2016 was a year of surprises. Things that no one thought possible happened and the markets reacted in ways not many anticipated.

The move by OPEC and non-OPEC countries to reduce oil production and stabilize the global oil industry is aimed at boosting prices and firming up government budgets throughout the cartel.

But the deal could also be good news for businesses in the major oil producing states, as well as the overall U.S. economy. Domestic oil companies would be the primary beneficiaries of increased pricing for domestic oil, and banks around them should also benefit as customer income rises and loan concerns ease.

Let’s take a look at banks with less than $500 million in assets in three major oil producing states -- Texas, North Dakota, and Oklahoma -- and how they’ve been handling the big moves in oil so far.

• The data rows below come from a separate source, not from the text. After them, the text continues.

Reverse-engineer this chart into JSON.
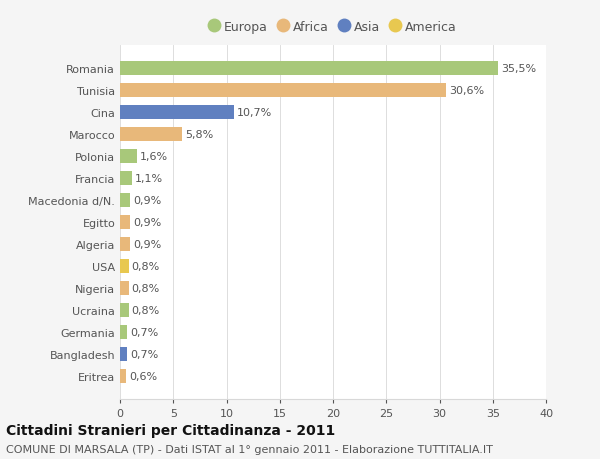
{
  "categories": [
    "Romania",
    "Tunisia",
    "Cina",
    "Marocco",
    "Polonia",
    "Francia",
    "Macedonia d/N.",
    "Egitto",
    "Algeria",
    "USA",
    "Nigeria",
    "Ucraina",
    "Germania",
    "Bangladesh",
    "Eritrea"
  ],
  "values": [
    35.5,
    30.6,
    10.7,
    5.8,
    1.6,
    1.1,
    0.9,
    0.9,
    0.9,
    0.8,
    0.8,
    0.8,
    0.7,
    0.7,
    0.6
  ],
  "labels": [
    "35,5%",
    "30,6%",
    "10,7%",
    "5,8%",
    "1,6%",
    "1,1%",
    "0,9%",
    "0,9%",
    "0,9%",
    "0,8%",
    "0,8%",
    "0,8%",
    "0,7%",
    "0,7%",
    "0,6%"
  ],
  "continents": [
    "Europa",
    "Africa",
    "Asia",
    "Africa",
    "Europa",
    "Europa",
    "Europa",
    "Africa",
    "Africa",
    "America",
    "Africa",
    "Europa",
    "Europa",
    "Asia",
    "Africa"
  ],
  "colors": {
    "Europa": "#a8c87a",
    "Africa": "#e8b87a",
    "Asia": "#6080c0",
    "America": "#e8c850"
  },
  "legend_order": [
    "Europa",
    "Africa",
    "Asia",
    "America"
  ],
  "xlim": [
    0,
    40
  ],
  "xticks": [
    0,
    5,
    10,
    15,
    20,
    25,
    30,
    35,
    40
  ],
  "title": "Cittadini Stranieri per Cittadinanza - 2011",
  "subtitle": "COMUNE DI MARSALA (TP) - Dati ISTAT al 1° gennaio 2011 - Elaborazione TUTTITALIA.IT",
  "background_color": "#f5f5f5",
  "bar_background": "#ffffff",
  "grid_color": "#d8d8d8",
  "text_color": "#555555",
  "title_fontsize": 10,
  "subtitle_fontsize": 8,
  "tick_fontsize": 8,
  "label_fontsize": 8,
  "legend_fontsize": 9
}
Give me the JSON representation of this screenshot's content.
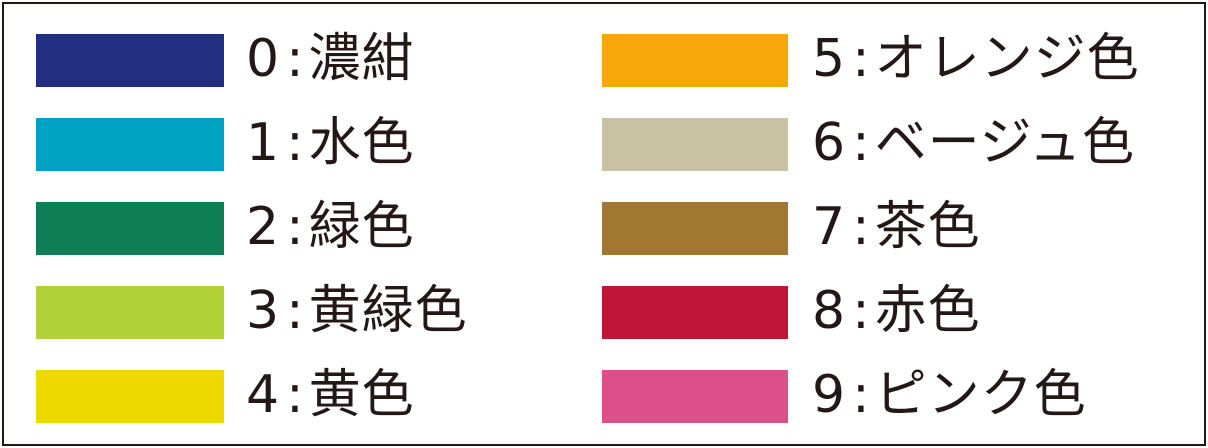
{
  "separator": ":",
  "colors": [
    {
      "code": "0",
      "name": "濃紺",
      "hex": "#202f81"
    },
    {
      "code": "1",
      "name": "水色",
      "hex": "#00a3c4"
    },
    {
      "code": "2",
      "name": "緑色",
      "hex": "#0e7e56"
    },
    {
      "code": "3",
      "name": "黄緑色",
      "hex": "#b1d136"
    },
    {
      "code": "4",
      "name": "黄色",
      "hex": "#eed800"
    },
    {
      "code": "5",
      "name": "オレンジ色",
      "hex": "#f6a70a"
    },
    {
      "code": "6",
      "name": "ベージュ色",
      "hex": "#c9c1a4"
    },
    {
      "code": "7",
      "name": "茶色",
      "hex": "#a27830"
    },
    {
      "code": "8",
      "name": "赤色",
      "hex": "#bf1638"
    },
    {
      "code": "9",
      "name": "ピンク色",
      "hex": "#dc508a"
    }
  ]
}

Based on the third quarter 2016 data, there were 349 banks in Texas with total assets under $500 million, 183 in Oklahoma, and 64 in North Dakota. In the past twelve months, on average, small Texas banks grew their assets 4.3 percent, Oklahoma banks saw growth of 3.7 percent, and North Dakota small bank assets shrank by 1 percent.

Average one-year asset growth in other non-oil producing states was 5.2 percent, so you can see how they’ve been lagging.

Here are the 10 smaller banks in those states who shrank their assets the most over the last year, as well as their Weiss Safety Ratings. (You can build these tables yourself using our banks screener).

When it comes to loan quality, average non-performing loans as a percentage of total loans rose slightly for smaller banks in all three states. Texas increased to 1 percent from 0.9 percent a year ago, Oklahoma banks were up to 1.2 percent from 1.1, and North Dakota increased its average non-performing loans to 1.3 percent from 0.9 percent.

Those are still relatively small increases, though, and overall loan quality compares favorably with industrywide averages. So this suggests banks were already weathering the oil storm fairly well even before the OPEC cut.

If we get substantially higher energy prices in 2017, we can expect to see a surge in domestic production, especially under drilling-friendly president-elect Donald Trump. Oil companies could benefit in a big way and businesses that surround them could see a positive effect, too. That would include U.S. banks.

Or in other words, our data suggests there’s no need to panic about oil-related credit losses ... and there is reason to be optimistic about stronger asset growth. Thanks for helping out banks in Small Town USA, OPEC.